At the heart of the debate over the state of Les Bleus lies the conflict between the clubs and the federation, a power struggle that has been resolved across the Channel in England but not in France where on the same day that the national side slumped to defeat against Wales, so did Toulon to Bordeaux. As the sporting bible Midi Olympique wondered in its mournful editorial on Monday morning, were rugby fans in Bordeaux crying into their beer on Saturday night at events in Paris, or were they out celebrating their astonishing 41-0 trouncing of the Top 14 leaders? Midi Olympique had it on good authority that it wasn’t the former.

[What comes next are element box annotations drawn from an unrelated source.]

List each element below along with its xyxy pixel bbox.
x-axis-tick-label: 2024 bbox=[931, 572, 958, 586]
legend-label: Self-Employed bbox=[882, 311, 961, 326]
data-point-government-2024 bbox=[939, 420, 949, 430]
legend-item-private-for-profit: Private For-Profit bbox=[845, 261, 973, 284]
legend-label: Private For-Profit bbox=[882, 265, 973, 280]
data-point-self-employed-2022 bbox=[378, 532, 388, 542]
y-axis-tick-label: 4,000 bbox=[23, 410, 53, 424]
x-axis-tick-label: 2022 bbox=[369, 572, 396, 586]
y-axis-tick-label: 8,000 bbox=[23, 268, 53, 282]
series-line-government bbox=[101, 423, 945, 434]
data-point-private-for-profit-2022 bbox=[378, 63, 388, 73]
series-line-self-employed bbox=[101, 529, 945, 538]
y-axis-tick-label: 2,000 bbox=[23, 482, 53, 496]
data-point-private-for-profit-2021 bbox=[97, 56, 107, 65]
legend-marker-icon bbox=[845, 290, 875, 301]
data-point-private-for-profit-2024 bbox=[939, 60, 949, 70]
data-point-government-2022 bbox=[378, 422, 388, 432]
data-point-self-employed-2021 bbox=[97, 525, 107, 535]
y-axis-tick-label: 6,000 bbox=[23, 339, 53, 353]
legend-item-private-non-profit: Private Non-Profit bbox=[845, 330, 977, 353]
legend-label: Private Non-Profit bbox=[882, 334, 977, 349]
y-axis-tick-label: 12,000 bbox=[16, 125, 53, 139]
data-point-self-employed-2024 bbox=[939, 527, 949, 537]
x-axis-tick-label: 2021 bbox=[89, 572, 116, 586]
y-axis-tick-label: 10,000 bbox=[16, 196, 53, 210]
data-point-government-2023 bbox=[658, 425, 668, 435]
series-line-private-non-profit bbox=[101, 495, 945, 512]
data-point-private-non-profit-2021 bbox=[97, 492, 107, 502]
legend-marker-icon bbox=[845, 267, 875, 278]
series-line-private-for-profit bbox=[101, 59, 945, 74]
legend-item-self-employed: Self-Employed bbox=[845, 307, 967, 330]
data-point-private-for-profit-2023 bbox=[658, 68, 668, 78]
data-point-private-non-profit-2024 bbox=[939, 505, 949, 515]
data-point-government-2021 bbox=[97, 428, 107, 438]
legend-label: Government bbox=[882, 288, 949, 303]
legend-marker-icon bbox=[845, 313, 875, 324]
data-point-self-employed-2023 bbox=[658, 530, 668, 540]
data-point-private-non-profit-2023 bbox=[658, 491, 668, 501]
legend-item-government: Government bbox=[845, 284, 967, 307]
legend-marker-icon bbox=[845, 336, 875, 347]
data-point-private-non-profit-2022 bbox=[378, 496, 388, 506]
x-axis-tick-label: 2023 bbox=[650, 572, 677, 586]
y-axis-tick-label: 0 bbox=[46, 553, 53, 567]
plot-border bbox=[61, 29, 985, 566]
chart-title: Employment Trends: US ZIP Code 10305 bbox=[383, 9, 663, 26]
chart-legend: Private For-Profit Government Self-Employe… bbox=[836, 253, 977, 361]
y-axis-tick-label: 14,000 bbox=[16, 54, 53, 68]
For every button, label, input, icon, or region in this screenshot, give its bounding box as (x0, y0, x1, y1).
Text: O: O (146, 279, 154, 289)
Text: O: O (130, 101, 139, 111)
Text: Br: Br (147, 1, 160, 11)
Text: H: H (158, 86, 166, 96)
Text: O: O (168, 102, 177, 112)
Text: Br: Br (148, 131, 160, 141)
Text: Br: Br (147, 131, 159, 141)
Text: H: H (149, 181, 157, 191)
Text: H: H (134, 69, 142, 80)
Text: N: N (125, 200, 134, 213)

Some of the Top 14’s staunchest defenders – among them Mourad Boudjellal, the colourful owner of Toulon – have dismissed talk of a conflict of interest. He points to the Spanish football league as an example of a healthy competition that benefits the clubs and the Spain national team. It’s a specious argument. La Liga is not all it’s cracked up to be; traditionally it’s Real Madrid, Barcelona and 18 clubs making up the numbers.
As Bordeaux proved against Toulon, and as Agen have shown Toulouse, there are no easy games in the Top 14. Plus, of course, football makes nowhere near the same physical demands on its players as rugby and recovering from 90 minutes of football takes far less time than recuperating from 80 minutes of tackling 18 stone props.
Even those with a vested interest in protecting the Top 14 recognise that French rugby needs a strong national team in the shop window. “The French XV must be the priority,” Toulouse coach Guy Noves told Midi Olympique. “The most important thing is that the French team wins its matches.”
But, for that to happen, says the Racing Metro coach Gonzalo Quesada, changes must be made. “Without a restructuring of the calendar,” declared the former Argentina fly-half, “the French team will continue to struggle the way it is now.”
The power-brokers in French rugby meet in the summer to discuss the fixture schedule and Saint-André has called on everyone concerned to “shoulder their responsibilities” and do what’s best for French rugby. Trouble is, in France right now, everyone thinks they know what is best.